Aklını ve vicdanını kullanmada özgür olamayan bir insan, sözde dünyanın en sofistike ve üstün varlığı olarak sayılıyor olsa bile insan olmanın en önemli vasıflarından feragat etmiş demektir. Başta inanç hürriyeti olmak üzere; insanların özgür yaşama dair ne varsa büyük ölçüde yoksun bırakıldığı İran ve Suudi Arabistan gibi ülkelerin eğitimli, kültürlü ve entellektüel vatandaşlarına en büyük ukde, arzu ve özlemlerinin ne olduğunu sorduğunuzda; verdikleri tek cevabın, “inanç ve ibadet hürriyetinin olduğu bir ülkede özgür ve onurlu bir birey olarak yaşam sürmek” olduğunu görürsünüz. Zaten, inanç ve ibadet özgürlüğünün olmadığı, münafıklığın yanısıra sahte ve iki yüzlü bir hayatın temel yaşam tarzı olduğu bu ülkelerden Avrupa ve Amerika’ya tatile gelen insanların, kendi ülkelerinde yaşam tarzının 180 derece tam tersi yönde, insanları dumura uğratacak düzeyde aykırı tutum ve davranış kalıpları içersine girdiklerine şahit olmak laiklik karşısında sadece riyakarlık üreten teokratik rejimlerin tartışılmasını bile anlamsız kılmaktadır. Yaşanan bu tecrübeler göstermiştirki inancın esas olarak insanın iç dünyası ve vicdanının özgürce karar verip kabul edeceği ruhani bir alem olduğu; inanca dönük dışardan yapılan tahakküm, baskı, zorlama ve dayatmaların pratikte hiç bir şekilde işe yaramadığı ve yaramayacağı gerçeğini de ortaya koymaktadır. Çünkü hariçten gelen hiçbir güç, insanın iç dünyasında şekillenen inanç alemine nüfuz edemez; çünkü inanmak kalbi bir tasarruftur. Kalp ve vicdana tesir edemeyen dışardan yapılan baskı, zorlama ve müdahaleler, sadece insanları topluma ve devlete karşı takiyye yapmaya, riyakarlık, münafıklık ve sahtekarlığa sevk etme dışında farklı bir sonuç doğurmuyor….

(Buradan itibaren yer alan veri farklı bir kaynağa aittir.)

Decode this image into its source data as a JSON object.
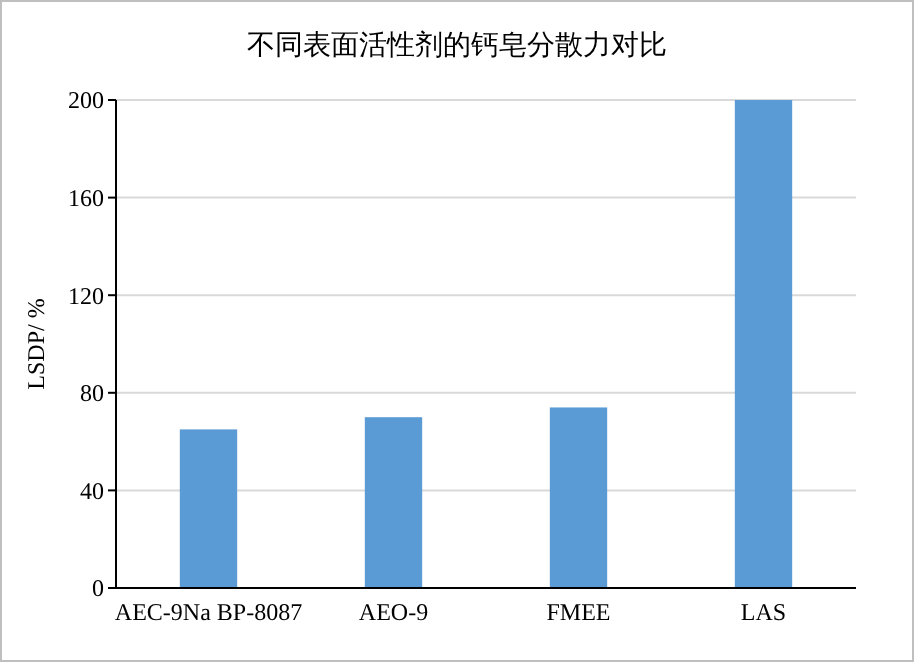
{
  "chart_data": {
    "type": "bar",
    "title": "不同表面活性剂的钙皂分散力对比",
    "ylabel": "LSDP/ %",
    "categories": [
      "AEC-9Na BP-8087",
      "AEO-9",
      "FMEE",
      "LAS"
    ],
    "values": [
      65,
      70,
      74,
      200
    ],
    "color": "#5b9bd5",
    "ylim": [
      0,
      200
    ],
    "yticks": [
      0,
      40,
      80,
      120,
      160,
      200
    ],
    "grid": "y"
  }
}
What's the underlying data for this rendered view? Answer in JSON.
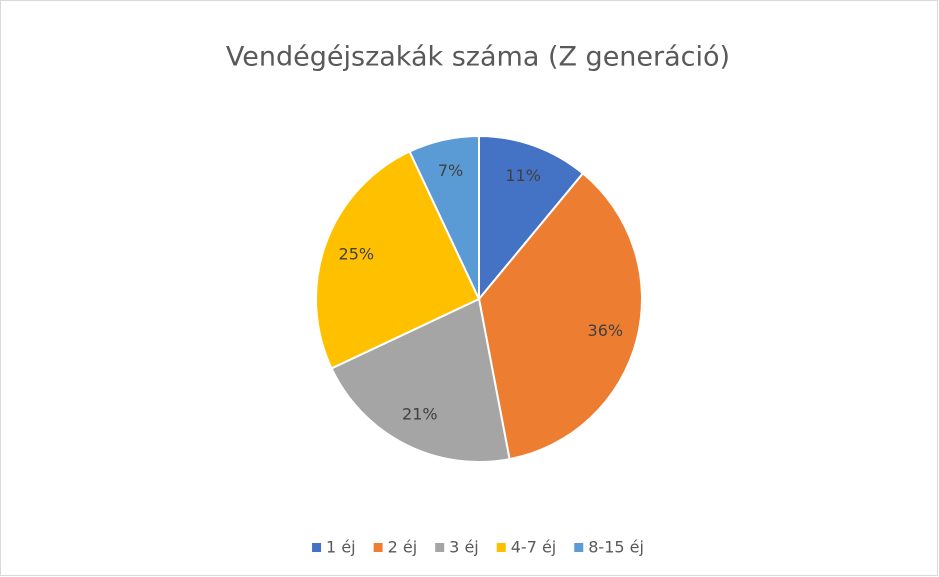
{
  "chart_data": {
    "type": "pie",
    "title": "Vendégéjszakák száma (Z generáció)",
    "categories": [
      "1 éj",
      "2 éj",
      "3 éj",
      "4-7 éj",
      "8-15 éj"
    ],
    "values": [
      11,
      36,
      21,
      25,
      7
    ],
    "value_labels": [
      "11%",
      "36%",
      "21%",
      "25%",
      "7%"
    ],
    "colors": [
      "#4472c4",
      "#ed7d31",
      "#a5a5a5",
      "#ffc000",
      "#5b9bd5"
    ],
    "legend": "bottom"
  }
}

Toplumda bir sürüye ait koyun gibi hareket eden insanların laikliği anlaması mümkün değildir; çünkü onlar için laiklik, ihtiyaç duyulup hissedilen ete kemiğe bürünmüş somut maddi bir gereksinim değildir. Şundan eminim ki; bir topluma aidiyet duygusu ile bağlı şekilde yaşamını sürdüren ve bunun dışında özgün ve özgür bir birey olarak herhangi bir misyon ve iddia sahibi olmayan insanların, burada yazılanları kısmen idrak etmesi bile söz konusu olamaz!! Bu insanlar, burada ifade edilen sözleri içi boş anlamsız zırvadan ibaret ifadeler olarak bile görebilir…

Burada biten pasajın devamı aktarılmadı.